I just got in from “ASAP Fables,” Moving Arts’ entry in the first annual Hollywood Fringe Festival. In our show, randomly assembled teams of Moving Artists created 8-minute fables built around a witches’ brew of  strange ingredients

  • a randomly chosen animal
  • a randomly assigned location within Hollywood United Methodist Church
  • a moral to the story
  • and an impossible assignment.

In our case, we were given:

  •  a crow
  • the chapel
  • the moral “Nobody cares that you’re miserable, so you might as well be happy”
  • and the assignment to “Fill the sky with your beauty.”

And, you had to work in the quote “Be who you are, and say what you feel” (from Doctor Seuss). And you couldn’t spend more than ten bucks on your show. How much did we spend on our particular impromptu play, “Reach for the Sky?” Ten bucks. Glad the budget wasn’t nine, because we would’ve had a problem.

More about how we accomplished this, and about the overall event, tomorrow. This morning I taught my workshop, ran an errand, then got over to the church to figure out some last-minute logistics on our show with my three scene partners, then performed the show seven times. As a miserable crow, this meant lots of running around and cawing on my part. After that, it’s now time for drinks. So tomorrow I’ll let you know what we did.

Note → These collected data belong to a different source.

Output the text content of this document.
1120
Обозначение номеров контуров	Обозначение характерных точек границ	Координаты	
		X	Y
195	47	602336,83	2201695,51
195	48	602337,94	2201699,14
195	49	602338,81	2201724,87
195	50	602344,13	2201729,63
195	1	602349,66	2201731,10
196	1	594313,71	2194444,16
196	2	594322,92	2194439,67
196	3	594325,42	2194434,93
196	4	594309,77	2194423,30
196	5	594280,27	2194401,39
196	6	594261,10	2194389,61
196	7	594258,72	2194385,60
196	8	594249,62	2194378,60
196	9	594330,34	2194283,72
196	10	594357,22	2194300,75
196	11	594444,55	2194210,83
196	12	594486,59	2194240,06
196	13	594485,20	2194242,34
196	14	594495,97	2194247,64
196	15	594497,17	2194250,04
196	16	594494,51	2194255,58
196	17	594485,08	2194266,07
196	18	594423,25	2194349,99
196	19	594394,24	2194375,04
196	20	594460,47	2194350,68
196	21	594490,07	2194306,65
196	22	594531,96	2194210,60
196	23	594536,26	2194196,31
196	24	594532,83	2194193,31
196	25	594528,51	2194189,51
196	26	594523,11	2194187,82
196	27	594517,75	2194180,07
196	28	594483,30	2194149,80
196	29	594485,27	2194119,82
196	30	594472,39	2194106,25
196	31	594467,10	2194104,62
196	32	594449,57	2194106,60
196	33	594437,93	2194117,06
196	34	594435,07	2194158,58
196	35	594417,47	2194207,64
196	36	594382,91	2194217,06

But here’s my favorite audience line of the evening. One of the people who came to see the show was an older gentleman who’s been following us around almost since our inception 18 years ago. I saw him in the first group that came in and later in the courtyard he was waiting to talk to me.

“Hi, Walter,” I said.

He looked at me and said, “Lee. I didn’t recognize you at first.”

“Yeah. It’s a lot of makeup.”

“No,” he replied. “I think since last time I saw you you’ve put on weight.”

Today’s recommended video

June 17th, 2010

Stan Lee on last night’s Craig Ferguson show. It’s nine minutes long, but well worth watching all of it. Stan is loose and funny and vainglorious and quick-witted — all of which must have been central to his success, and which almost must have driven his collaborators (I’m sorry, co-creators), to drink.

If the suit fits

June 16th, 2010

Last week I had my new suit fitted by a tailor. I don’t think she did a good job:  the legs now ride too high and the waist is too expansive. But listening to this call in which President Johnson specifies precisely how he’d like his new pants to fit made me think that perhaps I wasn’t explicit enough. LBJ was someone who always knew exactly what he wanted, including extra room from the bunghole to the brass tacks.

Paying by the line

June 13th, 2010

Slate helps us understand why it cost Alvin Greene $10,440 to get on the South Carolina ballot.

Now if they could help us understand how an unemployed unknown who lives with his father came up with $10,440 — let alone winning the Democratic Senate primary —  they’d really be providing a public service.